Despite having been a centre of Islamic learning during its golden age in the 15th and 16th centuries, it is considered idolatrous by the jihadists.

ICC prosecutors say Faqi was a leader of Ansar Dine, a mainly Tuareg group, which held sway over Mali's northern desert together with Al-Qaeda in the Islamic Maghreb (AQIM) and a third local group from early 2012 until being routed in a French-led intervention in January 2013.

'Contempt for history'
Dressed in a simple collarless white robe and his mass of curly black hair held back by headphones, Faqi listened intently, occasionally raising an eyebrow behind his rimless glasses, as Bensouda accused him and his co-perpetrators of showing "their contempt" for the earthen shrines.

"I've understood the charge well," Faqi told presiding judge Joyce Aluoch, speaking in Arabic.

His lawyer Jean-Louis Gilissen towards his client "wanted to make a contribution to what he thought and understood to be the divine message (by) doing what is right and seeking the means of good over evil to prevail."

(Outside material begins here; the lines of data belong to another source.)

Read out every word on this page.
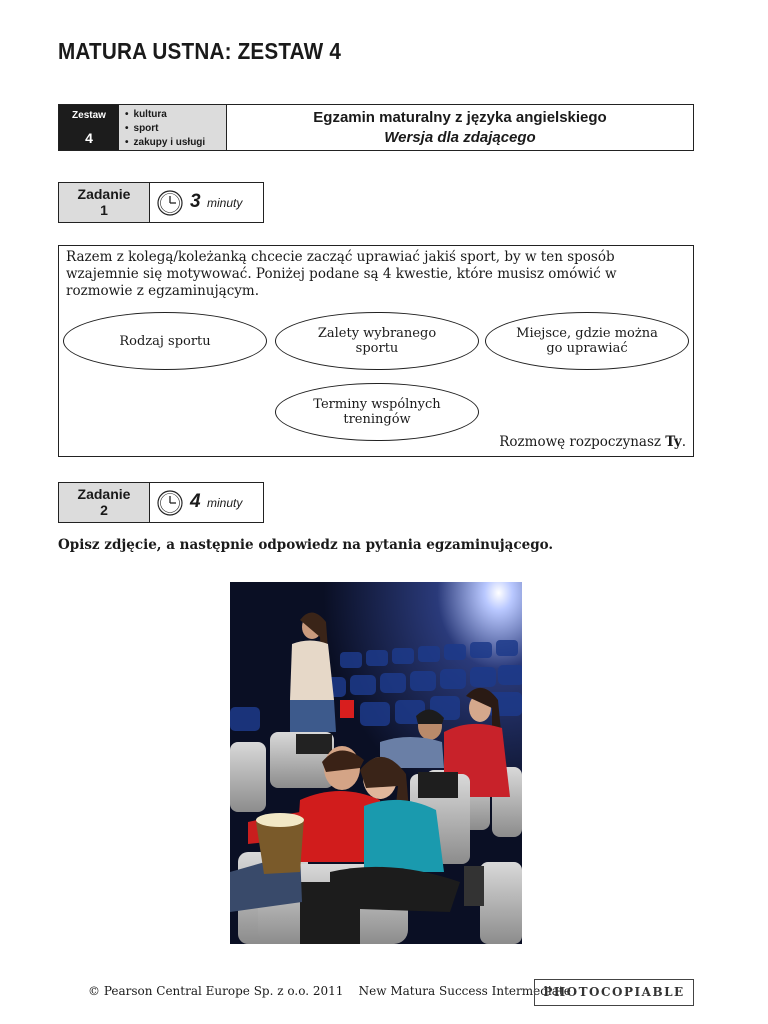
MATURA USTNA: ZESTAW 4
Zestaw
4
• kultura
• sport
• zakupy i usługi
Egzamin maturalny z języka angielskiego
Wersja dla zdającego
Zadanie
1	3 minuty
Razem z kolegą/koleżanką chcecie zacząć uprawiać jakiś sport, by w ten sposób wzajemnie się motywować. Poniżej podane są 4 kwestie, które musisz omówić w rozmowie z egzaminującym.
Rodzaj sportu	Zalety wybranego sportu
Miejsce, gdzie można go uprawiać
Terminy wspólnych treningów
Rozmowę rozpoczynasz Ty.
Zadanie
2	4 minuty
Opisz zdjęcie, a następnie odpowiedz na pytania egzaminującego.
© Pearson Central Europe Sp. z o.o. 2011    New Matura Success Intermediate
PHOTOCOPIABLE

His client "never meant to attack the contents of the mausoleums, but what was built on top of them," Gilissen told the judges.   

Faqi is also the first person to appear at the ICC on charges arising out of the violence which rocked the western African nation of Mali, where stretches of the remote north still remain out of government control.

Faqi was arrested in Niger and transferred to the ICC in September 2015.

A trial will "set a precedent for trying individuals for this crime at a time when attacks on historic and cultural monuments as well as other cultural crimes have gained prevalence and attention in Syria and elsewhere," said Jonathan Birchall, a spokesman for the NGO Open Society.

Some rights groups however have called for the charges against Faqi to be widened to include rape and sexual slavery.

UNESCO has meanwhile restored the 14 mausoleums that were destroyed.